Citations de Léa Lescure (15)
"Ici, le Cheval de Feu, cabaret de luxe. Pour les candidatures au poste d'hôtesse, merci de vous présenter directement au 4, rue Louvain à vingt-deux heures précises. Munissez-vous d'une robe courte, de jolis dessous et d'une paire de talons. Et de votre plus beau sourire, ah, ah, ah! Vous devez impérativement présenter vos papiers et être en règle avec l'administration."
Après la nuit il y a le jour; après les années il y a celles qui suivent, et le risque exacerbé de ne jamais savoir comment la conscience d'après s'appropriera le souvenir du présent.
A l’adolescence, Eva avait été braillarde, confiante, en pleine possession d’elle-même. Elle tranchait la vie comme une lame acérée, ton péremptoire, avis définitifs et jugements ciselés. Le monde était plaisamment radical ; elle jetait sur ses contours nets un regard averti. Puis, un jour, elle n’avait plus su.
Enfin entre parenthèses, cette vieille histoire du temps qui va sans jamais revenir, dans la peau qui se plisse toujours à sens unique et de toutes ces amoures, dans les froissements des heures, amours vent ou amours pierre, pareillement reléguées au grand foutu du passé, avec devant soi cet avenir si long, si rien, si loin, qui lui donnait, ailleurs que dans le studio, l’envie d’aller dormir.

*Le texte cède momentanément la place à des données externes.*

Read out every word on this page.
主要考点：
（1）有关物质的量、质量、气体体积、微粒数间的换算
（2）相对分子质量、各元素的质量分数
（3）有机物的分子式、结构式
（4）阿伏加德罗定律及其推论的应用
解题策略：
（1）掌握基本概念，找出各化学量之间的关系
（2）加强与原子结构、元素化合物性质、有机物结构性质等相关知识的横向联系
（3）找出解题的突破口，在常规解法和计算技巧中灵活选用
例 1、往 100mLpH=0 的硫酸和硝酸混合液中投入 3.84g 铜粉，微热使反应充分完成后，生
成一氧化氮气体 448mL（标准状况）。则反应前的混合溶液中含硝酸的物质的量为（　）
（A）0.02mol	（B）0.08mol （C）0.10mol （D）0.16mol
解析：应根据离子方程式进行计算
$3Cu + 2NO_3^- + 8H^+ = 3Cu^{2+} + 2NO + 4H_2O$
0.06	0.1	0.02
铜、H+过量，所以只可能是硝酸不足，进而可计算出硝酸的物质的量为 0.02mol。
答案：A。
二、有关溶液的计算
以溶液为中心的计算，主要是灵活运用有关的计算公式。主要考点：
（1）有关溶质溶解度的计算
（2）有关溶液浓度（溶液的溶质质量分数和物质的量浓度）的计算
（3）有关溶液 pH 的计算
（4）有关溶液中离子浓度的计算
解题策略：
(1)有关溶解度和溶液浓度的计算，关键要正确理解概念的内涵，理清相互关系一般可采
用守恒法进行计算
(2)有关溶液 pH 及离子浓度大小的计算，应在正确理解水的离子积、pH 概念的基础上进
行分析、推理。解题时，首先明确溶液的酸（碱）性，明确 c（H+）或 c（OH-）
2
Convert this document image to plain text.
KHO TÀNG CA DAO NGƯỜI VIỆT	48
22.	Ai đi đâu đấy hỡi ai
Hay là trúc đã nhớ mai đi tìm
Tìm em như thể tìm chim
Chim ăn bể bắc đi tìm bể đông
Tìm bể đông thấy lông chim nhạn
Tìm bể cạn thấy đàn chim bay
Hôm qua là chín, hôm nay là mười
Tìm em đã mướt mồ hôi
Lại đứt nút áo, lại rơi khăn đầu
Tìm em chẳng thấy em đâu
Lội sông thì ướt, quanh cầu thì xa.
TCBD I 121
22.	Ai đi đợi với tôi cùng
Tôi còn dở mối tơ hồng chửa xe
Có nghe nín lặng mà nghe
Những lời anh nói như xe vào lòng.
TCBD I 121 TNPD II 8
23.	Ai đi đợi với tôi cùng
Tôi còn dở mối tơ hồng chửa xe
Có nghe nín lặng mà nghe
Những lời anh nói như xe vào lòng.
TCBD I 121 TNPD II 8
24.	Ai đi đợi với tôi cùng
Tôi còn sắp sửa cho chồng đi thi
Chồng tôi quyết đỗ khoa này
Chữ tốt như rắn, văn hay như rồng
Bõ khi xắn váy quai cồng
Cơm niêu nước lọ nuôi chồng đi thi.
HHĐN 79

Sérieuse, présente, confiance. […] Confiance, Eva n’avait jamais aimé le mot : l’énoncer était déjà prétentieux, le recevoir était encore plus risqué. Le mot portait une obligation, un contrat, en tout cas quelque chose de fragile qui annonçait la possibilité de se briser, comme une assiette en porcelaine accrochée au mur, maintenue par une structure de fer si fine qu’elle menaçait de tomber.
Elle tenta de se souvenir, mais son esprit était déjà parti ; il bondissait si vite qu’il fallait s’accrocher pour suivre, puis, en plein saut, il explosait en feu d’artifice et les pensées sautaient comme des graines de maïs se transformant en pop-corn dans la vitre du micro-ondes.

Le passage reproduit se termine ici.